Please Tell Me You Made the Backup
        This time I opted to restore from backup tape. I’d made the network 
        manager at the client site promise me he’d make backups of everything, 
        including the raw data files, before I began the upgrade. He’d stopped 
        the SQL services so the files wouldn’t be open and subsequently skipped 
        during the backup process. I was able to pull the backed-up files from 
        the tape and restore them on the new SQL server, which was now a SQL 6.5 
        machine. I started the services after powering down the old machine for 
        the final time, and everything started successfully. All that remained 
        was to reinstall SQL 7.0 and complete the upgrade process for all the 
        databases. Thankfully, it went off without a hitch.
      As it was nearly 3 a.m. before I finished, I headed back to the hotel. 

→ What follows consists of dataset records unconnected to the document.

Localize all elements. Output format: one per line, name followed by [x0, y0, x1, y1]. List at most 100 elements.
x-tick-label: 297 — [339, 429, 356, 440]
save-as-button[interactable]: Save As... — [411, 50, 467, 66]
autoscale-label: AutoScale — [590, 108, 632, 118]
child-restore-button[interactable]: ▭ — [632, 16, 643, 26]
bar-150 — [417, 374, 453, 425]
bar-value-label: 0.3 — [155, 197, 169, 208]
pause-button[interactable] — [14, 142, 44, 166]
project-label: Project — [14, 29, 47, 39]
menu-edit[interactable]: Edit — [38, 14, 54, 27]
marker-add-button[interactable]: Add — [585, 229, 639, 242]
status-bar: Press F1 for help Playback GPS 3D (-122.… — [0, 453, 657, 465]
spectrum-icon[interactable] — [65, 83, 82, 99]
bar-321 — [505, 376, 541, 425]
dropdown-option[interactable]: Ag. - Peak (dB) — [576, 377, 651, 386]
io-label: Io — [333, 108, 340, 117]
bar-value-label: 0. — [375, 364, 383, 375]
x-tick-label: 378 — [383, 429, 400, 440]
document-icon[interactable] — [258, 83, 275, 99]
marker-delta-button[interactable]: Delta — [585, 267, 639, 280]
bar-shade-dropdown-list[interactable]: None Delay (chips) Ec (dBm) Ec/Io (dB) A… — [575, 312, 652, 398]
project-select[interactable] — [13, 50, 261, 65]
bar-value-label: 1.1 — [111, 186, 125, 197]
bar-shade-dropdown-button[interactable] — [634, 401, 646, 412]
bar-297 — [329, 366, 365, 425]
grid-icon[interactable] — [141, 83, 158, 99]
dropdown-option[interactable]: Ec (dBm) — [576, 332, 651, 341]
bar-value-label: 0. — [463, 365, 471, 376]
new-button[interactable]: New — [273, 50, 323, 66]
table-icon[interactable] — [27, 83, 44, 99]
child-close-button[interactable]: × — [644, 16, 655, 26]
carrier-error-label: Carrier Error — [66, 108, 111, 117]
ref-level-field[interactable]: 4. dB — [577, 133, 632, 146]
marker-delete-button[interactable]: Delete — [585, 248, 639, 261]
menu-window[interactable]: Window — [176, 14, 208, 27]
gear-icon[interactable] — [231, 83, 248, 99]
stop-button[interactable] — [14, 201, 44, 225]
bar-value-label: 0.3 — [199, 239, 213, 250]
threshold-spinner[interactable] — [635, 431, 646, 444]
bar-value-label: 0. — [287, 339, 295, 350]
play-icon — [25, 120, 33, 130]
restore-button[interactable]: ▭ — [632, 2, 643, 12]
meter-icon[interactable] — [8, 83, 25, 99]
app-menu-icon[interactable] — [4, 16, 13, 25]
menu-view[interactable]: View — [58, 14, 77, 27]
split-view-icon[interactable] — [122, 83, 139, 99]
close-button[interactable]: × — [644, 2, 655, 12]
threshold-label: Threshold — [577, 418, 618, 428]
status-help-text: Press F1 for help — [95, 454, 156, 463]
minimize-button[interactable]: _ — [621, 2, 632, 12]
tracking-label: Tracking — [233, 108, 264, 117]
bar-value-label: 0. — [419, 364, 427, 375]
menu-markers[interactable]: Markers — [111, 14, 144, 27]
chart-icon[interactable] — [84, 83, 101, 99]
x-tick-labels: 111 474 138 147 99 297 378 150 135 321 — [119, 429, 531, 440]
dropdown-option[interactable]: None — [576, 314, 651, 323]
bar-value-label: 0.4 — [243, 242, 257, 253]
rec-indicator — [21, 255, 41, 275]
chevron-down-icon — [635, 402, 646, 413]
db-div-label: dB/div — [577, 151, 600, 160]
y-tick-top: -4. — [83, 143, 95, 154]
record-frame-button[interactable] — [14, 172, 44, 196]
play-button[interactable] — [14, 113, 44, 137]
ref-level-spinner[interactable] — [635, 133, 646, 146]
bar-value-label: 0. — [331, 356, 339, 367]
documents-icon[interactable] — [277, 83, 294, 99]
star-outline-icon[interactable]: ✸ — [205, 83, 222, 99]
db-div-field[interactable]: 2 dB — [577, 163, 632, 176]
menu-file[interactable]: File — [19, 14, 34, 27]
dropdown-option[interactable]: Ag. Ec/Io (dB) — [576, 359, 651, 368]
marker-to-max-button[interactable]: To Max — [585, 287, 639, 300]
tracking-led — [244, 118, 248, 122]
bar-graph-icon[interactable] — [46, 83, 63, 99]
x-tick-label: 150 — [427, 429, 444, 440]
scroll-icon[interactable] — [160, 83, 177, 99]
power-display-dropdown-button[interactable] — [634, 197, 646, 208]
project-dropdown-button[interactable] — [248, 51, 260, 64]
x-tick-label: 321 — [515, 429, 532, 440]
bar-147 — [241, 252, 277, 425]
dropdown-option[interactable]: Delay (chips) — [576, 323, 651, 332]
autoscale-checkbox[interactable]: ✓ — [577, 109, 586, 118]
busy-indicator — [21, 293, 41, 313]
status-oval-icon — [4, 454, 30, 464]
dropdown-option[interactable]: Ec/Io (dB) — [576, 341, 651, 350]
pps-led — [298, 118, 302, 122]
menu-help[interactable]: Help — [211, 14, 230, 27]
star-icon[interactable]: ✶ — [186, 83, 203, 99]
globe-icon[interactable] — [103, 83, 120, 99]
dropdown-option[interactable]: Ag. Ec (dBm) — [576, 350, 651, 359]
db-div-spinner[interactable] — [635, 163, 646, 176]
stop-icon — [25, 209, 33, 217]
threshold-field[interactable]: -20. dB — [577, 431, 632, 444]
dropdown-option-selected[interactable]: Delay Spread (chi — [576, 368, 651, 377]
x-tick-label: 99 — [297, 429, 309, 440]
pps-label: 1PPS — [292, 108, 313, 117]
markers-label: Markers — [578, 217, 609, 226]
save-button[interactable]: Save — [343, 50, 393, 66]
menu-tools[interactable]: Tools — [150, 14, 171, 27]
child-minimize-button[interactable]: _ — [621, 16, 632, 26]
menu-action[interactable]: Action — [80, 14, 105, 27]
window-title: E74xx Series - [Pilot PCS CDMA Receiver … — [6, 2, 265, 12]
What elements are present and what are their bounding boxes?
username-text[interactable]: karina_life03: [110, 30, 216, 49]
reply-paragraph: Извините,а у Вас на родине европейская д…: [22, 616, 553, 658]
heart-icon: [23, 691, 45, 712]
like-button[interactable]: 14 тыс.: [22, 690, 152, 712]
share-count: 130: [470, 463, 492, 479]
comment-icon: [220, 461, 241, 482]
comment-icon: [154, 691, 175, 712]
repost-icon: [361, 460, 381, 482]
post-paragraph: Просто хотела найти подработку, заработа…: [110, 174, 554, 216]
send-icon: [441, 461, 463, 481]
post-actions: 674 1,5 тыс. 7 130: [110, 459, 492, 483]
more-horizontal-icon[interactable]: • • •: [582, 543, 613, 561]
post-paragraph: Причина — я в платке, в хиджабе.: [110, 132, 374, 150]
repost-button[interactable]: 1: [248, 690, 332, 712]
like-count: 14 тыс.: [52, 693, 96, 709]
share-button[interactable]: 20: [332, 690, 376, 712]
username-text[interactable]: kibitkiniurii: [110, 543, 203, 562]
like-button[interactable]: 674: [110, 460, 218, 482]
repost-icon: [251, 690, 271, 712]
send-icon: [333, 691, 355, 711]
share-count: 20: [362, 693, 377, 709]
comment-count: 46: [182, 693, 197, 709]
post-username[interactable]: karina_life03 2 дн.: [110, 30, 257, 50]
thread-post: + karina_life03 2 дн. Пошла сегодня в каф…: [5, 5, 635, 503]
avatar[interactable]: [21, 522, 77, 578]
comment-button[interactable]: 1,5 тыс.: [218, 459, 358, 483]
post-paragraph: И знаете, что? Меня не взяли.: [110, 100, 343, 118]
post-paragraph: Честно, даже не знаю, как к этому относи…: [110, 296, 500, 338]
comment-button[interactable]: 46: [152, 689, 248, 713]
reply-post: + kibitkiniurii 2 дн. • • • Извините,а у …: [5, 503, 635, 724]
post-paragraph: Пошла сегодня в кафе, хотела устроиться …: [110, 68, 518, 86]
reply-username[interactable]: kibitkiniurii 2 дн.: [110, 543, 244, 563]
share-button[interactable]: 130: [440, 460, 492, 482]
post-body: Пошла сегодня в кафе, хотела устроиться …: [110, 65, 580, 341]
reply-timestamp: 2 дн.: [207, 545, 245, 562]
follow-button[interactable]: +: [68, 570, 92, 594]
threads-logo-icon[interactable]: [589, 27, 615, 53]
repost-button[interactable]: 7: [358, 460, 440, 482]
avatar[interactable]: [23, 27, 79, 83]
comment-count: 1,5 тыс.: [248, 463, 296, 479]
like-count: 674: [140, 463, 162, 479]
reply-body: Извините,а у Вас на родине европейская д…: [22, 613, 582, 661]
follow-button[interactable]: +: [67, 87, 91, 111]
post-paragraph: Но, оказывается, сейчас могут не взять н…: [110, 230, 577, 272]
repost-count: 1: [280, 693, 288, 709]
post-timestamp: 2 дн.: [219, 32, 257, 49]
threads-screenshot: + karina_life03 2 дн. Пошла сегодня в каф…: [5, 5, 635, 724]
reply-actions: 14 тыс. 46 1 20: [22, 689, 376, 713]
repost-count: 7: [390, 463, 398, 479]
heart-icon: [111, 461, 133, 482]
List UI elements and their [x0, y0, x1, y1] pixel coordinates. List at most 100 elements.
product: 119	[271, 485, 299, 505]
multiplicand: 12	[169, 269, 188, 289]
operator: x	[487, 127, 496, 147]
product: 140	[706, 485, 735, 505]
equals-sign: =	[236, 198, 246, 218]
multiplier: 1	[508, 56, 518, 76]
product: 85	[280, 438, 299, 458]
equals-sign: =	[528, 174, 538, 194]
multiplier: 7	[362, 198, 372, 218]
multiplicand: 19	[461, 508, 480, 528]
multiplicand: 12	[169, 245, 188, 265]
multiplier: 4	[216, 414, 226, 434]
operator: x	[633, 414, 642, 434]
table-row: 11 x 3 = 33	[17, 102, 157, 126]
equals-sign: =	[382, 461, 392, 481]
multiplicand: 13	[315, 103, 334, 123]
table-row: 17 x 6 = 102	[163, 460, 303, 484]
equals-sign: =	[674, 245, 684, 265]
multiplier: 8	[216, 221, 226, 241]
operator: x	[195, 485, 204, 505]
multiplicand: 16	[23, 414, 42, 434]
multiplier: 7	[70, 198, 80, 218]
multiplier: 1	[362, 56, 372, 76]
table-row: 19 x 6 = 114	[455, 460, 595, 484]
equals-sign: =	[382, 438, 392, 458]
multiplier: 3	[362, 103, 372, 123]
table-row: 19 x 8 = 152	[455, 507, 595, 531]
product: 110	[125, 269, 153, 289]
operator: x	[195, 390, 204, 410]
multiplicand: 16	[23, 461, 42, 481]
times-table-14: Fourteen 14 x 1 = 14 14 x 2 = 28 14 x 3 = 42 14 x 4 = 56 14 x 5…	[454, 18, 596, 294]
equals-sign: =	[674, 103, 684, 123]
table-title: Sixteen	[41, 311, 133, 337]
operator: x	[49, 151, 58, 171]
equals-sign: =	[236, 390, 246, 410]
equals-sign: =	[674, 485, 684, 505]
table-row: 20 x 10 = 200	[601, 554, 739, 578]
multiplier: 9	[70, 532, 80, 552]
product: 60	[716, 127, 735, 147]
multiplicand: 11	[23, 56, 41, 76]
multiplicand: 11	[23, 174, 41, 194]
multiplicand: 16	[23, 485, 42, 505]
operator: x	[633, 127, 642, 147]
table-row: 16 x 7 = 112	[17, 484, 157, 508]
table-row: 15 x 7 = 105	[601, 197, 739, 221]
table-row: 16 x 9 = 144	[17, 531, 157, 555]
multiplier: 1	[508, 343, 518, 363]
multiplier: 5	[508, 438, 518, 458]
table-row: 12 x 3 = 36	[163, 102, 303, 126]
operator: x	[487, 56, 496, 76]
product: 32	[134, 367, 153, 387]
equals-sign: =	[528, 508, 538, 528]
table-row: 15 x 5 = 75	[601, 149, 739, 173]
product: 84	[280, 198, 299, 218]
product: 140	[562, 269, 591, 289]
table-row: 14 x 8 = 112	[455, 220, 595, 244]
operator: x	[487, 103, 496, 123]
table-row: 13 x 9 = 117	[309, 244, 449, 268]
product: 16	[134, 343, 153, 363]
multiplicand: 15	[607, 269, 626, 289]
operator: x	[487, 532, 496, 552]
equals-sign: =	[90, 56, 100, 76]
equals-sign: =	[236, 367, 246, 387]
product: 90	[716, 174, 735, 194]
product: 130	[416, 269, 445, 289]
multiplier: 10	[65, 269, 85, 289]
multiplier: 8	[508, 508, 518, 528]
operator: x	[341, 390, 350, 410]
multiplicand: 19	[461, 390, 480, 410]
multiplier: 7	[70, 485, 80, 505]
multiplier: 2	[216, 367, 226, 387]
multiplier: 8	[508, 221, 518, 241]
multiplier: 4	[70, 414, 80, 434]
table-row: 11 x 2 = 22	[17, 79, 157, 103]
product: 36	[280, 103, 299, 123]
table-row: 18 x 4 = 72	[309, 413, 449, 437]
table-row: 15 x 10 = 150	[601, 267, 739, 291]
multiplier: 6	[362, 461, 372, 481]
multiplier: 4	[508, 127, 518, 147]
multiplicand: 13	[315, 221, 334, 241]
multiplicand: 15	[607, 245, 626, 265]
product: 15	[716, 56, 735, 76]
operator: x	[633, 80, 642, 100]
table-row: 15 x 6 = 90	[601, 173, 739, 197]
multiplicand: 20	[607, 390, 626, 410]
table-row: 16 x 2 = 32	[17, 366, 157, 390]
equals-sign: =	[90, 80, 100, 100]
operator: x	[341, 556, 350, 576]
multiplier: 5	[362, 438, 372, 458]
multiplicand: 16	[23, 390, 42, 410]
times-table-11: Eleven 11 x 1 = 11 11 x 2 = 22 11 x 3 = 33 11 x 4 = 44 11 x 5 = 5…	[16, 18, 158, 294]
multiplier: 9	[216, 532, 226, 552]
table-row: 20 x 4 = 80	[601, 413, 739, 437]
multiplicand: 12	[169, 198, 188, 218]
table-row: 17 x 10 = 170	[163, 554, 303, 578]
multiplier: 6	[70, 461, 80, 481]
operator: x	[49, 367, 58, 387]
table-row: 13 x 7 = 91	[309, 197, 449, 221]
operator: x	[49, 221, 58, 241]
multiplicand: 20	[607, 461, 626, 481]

        I was so geared up, I did actually study for a few minutes. The users 
        showed up the next morning, rested and eager to experience the promised 
        performance gains. I made sure they were all content and then headed home 
        for a relaxing weekend, remembering to thank the real heroes who’d saved 
        the day with one backup tape.
      MTBF Means Just That
        Every hard drive comes with an MTBF value. MTBF stands for Mean 
        Time Between Failures and is measured in hours. Though today’s hard drives 
        have values in the hundreds of thousands of hours, just knowing the number 
        exists is food for thought.
      Remember, though, that there are many resources and technologies out 
        there to prevent hard-drive catastrophes, or to at least provide the minimum 
        downtime. Thus, there are really no excuses for not protecting your data. 
        Technologies like Intelli- Mirror, clustering, Remote Installation Services, 
        disk imaging and single-disk recovery procedures that come with many backup 
        applications offer varying levels of protection. 
      There are also companies that provide services to yank data off drives 
        seemingly beyond repair. Many of these resources are expensive, however, 
        and not all companies see the value in investing in them. Having seen 
        my share of crashes, and with the plunging prices of hard drives, I’d 
        recommend at the very least using the software mirroring available with 
        Win2K in conjunction with a solid tape backup plan. In the end, the time 
        and cost involved with rebuilding and restoring a server, especially if 
        there’s significant data loss, would likely pay for the ultimate addition 
        to my server family: a twin pair of quad Xeon, load-balanced, RAID 10, 
        hot-swappable cluster servers with a solid tape backup plan.